PRECIPITATION-HARDENED LOW-CARBON HIGH-STRENGTH BAINITIC STEELS FOR MANUFACTURING OF FASTENERS

Design of the manufacturing chain for fasteners made of precipitation-hardened low-carbon high-strength bainitic steels was the objective of the paper. The choice of the material was based on the good performance of these steels in various applications. Compression tests at different temperatures (20–300°C) and different strain rates (0.1–10 s) were performed to provide data for identification of the flow stress model for the selected steels. Authors inverse algorithm was applied to determine coefficients in the flow stress model, which was implemented into the FE code Forge. Simulations of the whole manufacturing chain involving hot rolling of rods, controlled cooling, drawing and 4-step cold forging were performed.
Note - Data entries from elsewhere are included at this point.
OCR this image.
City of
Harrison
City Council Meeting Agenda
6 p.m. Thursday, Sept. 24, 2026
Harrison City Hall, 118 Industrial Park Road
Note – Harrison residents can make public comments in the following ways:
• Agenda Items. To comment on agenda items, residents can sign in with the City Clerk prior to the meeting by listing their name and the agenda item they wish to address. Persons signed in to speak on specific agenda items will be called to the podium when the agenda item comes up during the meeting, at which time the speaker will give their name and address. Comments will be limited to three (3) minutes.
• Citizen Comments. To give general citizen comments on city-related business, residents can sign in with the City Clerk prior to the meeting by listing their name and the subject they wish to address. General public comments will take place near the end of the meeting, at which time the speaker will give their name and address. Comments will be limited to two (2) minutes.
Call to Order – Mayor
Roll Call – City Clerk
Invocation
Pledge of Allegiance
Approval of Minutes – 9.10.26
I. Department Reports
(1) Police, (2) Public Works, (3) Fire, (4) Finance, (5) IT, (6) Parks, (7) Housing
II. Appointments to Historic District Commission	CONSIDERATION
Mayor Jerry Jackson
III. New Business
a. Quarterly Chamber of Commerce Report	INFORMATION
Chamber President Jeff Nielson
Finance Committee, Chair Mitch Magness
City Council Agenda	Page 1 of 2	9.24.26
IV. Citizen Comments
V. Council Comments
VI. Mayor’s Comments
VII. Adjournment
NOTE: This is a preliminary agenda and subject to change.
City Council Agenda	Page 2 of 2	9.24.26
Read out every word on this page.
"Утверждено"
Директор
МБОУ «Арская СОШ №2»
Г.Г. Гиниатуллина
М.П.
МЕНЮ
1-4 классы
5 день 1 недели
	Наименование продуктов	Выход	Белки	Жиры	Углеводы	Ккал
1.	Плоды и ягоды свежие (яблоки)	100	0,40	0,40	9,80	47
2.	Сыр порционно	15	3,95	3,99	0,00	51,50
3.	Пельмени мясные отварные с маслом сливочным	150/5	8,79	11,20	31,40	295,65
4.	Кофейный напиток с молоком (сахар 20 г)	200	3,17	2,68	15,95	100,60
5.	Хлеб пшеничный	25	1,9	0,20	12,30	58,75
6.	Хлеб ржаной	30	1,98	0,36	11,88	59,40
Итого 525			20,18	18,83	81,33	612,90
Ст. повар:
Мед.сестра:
Physical simulations were performed on the Gleeble 3800 to validate material models, which were used in optimization of manufacturing chains for fasteners. Good predictive capability of the material models was confirmed. Final part of the paper presents an application of numerical modelling for the design of the best manufacturing technology. Since simulation of the one case of manufacturing requires very long computing times, application of classical mathematical optimization was not possible. Therefore, an approach known as variant optimization was applied. In this approach, trial and error method was combined with the knowledge of the expert. The objective was to improve the material flow in the forging and to improve the contact between the head of the fastener and the material being joined. Various variants of the technology were simulated and new technological parameters were proposed, which gave noticeable improvement of the objective function.